Control of temperature can reduce run times, alter selectivity, and change analyte efficiency. In this study of three terpenoids (bexarotene, tretinoin, and tazarotene), we compared the Cogent Bidentate C18™ and Cogent UDC-Cholesterol™ columns at different temperatures in an attempt to gain insight into their retentive behavior. The method conditions are shown in Table 1. Figures 1 and 2 show the retention times obtained for the three analytes as a function of temperature using each column. The UDC column is known to exhibit shape selectivity for some analytes, and we can see that the elution order is different when compared to the Bidentate C18.
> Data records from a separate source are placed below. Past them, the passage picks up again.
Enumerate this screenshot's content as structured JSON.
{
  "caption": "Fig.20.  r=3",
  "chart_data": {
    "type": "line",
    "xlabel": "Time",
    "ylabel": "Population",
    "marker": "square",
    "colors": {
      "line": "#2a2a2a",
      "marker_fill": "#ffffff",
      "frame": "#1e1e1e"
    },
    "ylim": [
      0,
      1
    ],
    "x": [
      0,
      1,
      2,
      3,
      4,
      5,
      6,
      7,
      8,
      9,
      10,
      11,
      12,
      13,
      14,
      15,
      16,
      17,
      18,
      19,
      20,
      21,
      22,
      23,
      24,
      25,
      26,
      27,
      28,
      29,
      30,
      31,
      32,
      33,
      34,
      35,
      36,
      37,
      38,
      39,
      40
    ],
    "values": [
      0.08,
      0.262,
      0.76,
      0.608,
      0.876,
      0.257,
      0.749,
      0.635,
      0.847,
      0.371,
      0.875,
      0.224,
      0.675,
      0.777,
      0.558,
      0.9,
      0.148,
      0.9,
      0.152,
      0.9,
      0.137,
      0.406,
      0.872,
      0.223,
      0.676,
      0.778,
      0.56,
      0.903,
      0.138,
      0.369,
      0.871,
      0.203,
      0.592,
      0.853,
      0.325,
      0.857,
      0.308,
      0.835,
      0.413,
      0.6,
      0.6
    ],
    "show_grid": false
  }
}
The Bidentate C18 shows greater selectivity between the critical peak pair at higher temperature whereas the UDC shows the opposite trend. Since shape selectivity effects are known to be more pronounced when the UDC stationary phase moiety is more rigid, it makes sense that the lower temperatures would produce greater separation between the analytes. The Bidentate C18 stationary phase on the other hand does not have this property and therefore the effect is not the same. In fact, when using the Bidentate C18 at 15 °C where the UDC had shown the best separation, bexarotene appeared as a shoulder peak on the tazarotene peak.
Peak efficiency initially increased with increasing temperature until it reached a maximum and then decreased (see Figure 3). The drop-off was more significant on the UDC column, suggesting that rigidity of the UDC moiety may play a more important role in the retention than the Bidentate C18. The maximum values were obtained in the range of 35–40 °C.
Knowing how temperature affects the separation can lead to more informed choices during method development. Resolution depends on both efficiency and selectivity, but their optimum values are not always the same; the selectivity on the UDC was best at 15 °C but the efficiency was highest at 35 °C. The analyst should consider the relative importance each effect that the temperature has on the chromatographic data when choosing an optimum column temperature.
Table 1. Method conditions for the separations.
|Solvent A||DI water + 0.1% formic acid|
|Solvent B||Acetonitrile + 0.1% formic acid|
|Flow Rate||1.0 mL/min|
|Gradient||0–1 min hold at 30%B, 1–24min to 100%B, 24–25min to 30%B|